US Macro Calendar — Week of March 10:
The week’s key releases include US CPI (Wednesday), housing data (Thursday), and Q4 GDP second estimate plus PCE deflator (Friday). If inflation data runs hot, expectations for Fed rate cuts — already pushed back to September/October from July — could be further delayed, adding pressure on the peso and emerging-market assets broadly.
Global Contagion:
Asia’s Monday carnage — Nikkei −7%, KOSPI −8% triggering a circuit breaker, S&P 500 futures −1.7% — signals that the BVC likely faces a volatile open on Monday. The VIX’s 24% Friday spike to 29.49 confirms elevated fear levels globally. The newly elected Congress’s composition will also be scrutinized for signals about reform continuity and fiscal policy under the next president.
Verdict
The COLCAP’s headline −0.32% loss masks the depth of stress across Colombian equities. The real story is the bifurcation: Ecopetrol’s oil-driven 9.17% surge to a 52-week high is mechanically propping up an index where the financial sector is in free fall — Mineros −18.6% weekly, Pf Davigrp −13.3%, Occidente −13.1%. The 2.1% weekly decline and sixth straight losing session confirm the post-January correction still has momentum, yet the index retains a 3.87% YTD gain and sits more than 200 points above its 200-day SMA at 1,959.

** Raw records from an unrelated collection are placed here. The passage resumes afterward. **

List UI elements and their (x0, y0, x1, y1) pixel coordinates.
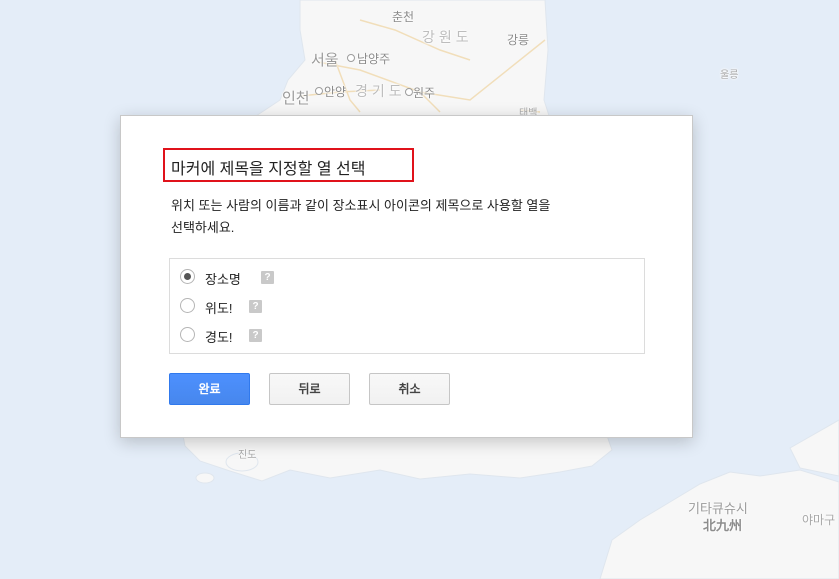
dialog-description: 위치 또는 사람의 이름과 같이 장소표시 아이콘의 제목으로 사용할 열을 선… (171, 195, 550, 239)
help-icon[interactable] (249, 329, 262, 342)
option-label[interactable]: 위도! (205, 298, 233, 317)
map-label-gyeonggi: 경기도 (355, 83, 406, 99)
map-label-gangneung: 강릉 (507, 33, 530, 47)
dialog-title: 마커에 제목을 지정할 열 선택 (171, 161, 366, 178)
city-dot (405, 88, 413, 96)
title-highlight-box: 마커에 제목을 지정할 열 선택 (163, 148, 414, 182)
description-line: 위치 또는 사람의 이름과 같이 장소표시 아이콘의 제목으로 사용할 열을 (171, 198, 551, 213)
done-button[interactable]: 완료 (169, 373, 250, 405)
city-dot (315, 87, 323, 95)
radio-button[interactable] (180, 269, 195, 284)
map-label-kitakyushu-kanji: 北九州 (703, 518, 743, 533)
map-label-ulleung: 울릉 (720, 70, 739, 81)
select-title-column-dialog: 마커에 제목을 지정할 열 선택 위치 또는 사람의 이름과 같이 장소표시 아… (120, 115, 693, 438)
description-line: 선택하세요. (171, 220, 235, 235)
radio-button[interactable] (180, 298, 195, 313)
map-label-incheon: 인천 (282, 90, 310, 107)
help-icon[interactable] (249, 300, 262, 313)
option-label[interactable]: 경도! (205, 327, 233, 346)
map-label-seoul: 서울 (311, 52, 339, 69)
option-longitude[interactable]: 경도! (170, 321, 470, 350)
map-label-namyangju: 남양주 (357, 52, 391, 66)
map-label-gangwon: 강원도 (422, 29, 473, 45)
map-label-yamaguchi: 야마구 (802, 513, 836, 527)
help-icon[interactable] (261, 271, 274, 284)
cancel-button[interactable]: 취소 (369, 373, 450, 405)
map-label-wonju: 원주 (413, 86, 436, 100)
radio-button[interactable] (180, 327, 195, 342)
map-label-jindo: 진도 (238, 450, 257, 461)
back-button[interactable]: 뒤로 (269, 373, 350, 405)
map-label-chuncheon: 춘천 (392, 10, 415, 24)
option-place-name[interactable]: 장소명 (170, 263, 470, 292)
option-label[interactable]: 장소명 (205, 269, 241, 288)
map-label-anyang: 안양 (324, 85, 347, 99)
option-latitude[interactable]: 위도! (170, 292, 470, 321)
column-options-list: 장소명 위도! 경도! (169, 258, 645, 354)
city-dot (347, 54, 355, 62)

Technically, the MACD histogram at −46.43 and RSI approaching oversold (35.64) suggest the selloff is maturing, but with Asia plunging Monday and Brent threatening $120, there is no catalyst for a reversal yet. Watch the 2,100 support level carefully. If it holds, the oil-Ecopetrol tailwind could stabilize the index; if it breaks, the next meaningful support is the 200-SMA at 1,959. Congressional election clarity should provide modest relief, but the Iran-driven macro storm is far from over.
Bias: BEARISH — maintained. Oil-driven Ecopetrol support is insufficient to offset broad financial-sector damage and global contagion risk. A recovery above 2,234 (R1) with Brent stabilization turns bias Neutral. A break below 2,100 targets the 200-SMA at 1,959.
Disclaimer: This report is for informational purposes only and does not constitute investment advice. All data sourced from BVC, TradingView, Investing.com, Banco de la República, TradingEconomics, PluuralidadZ, Infobae, El Oriente, El Espectador, Noticias Caracol, and other public sources. Verify all figures independently before making investment decisions.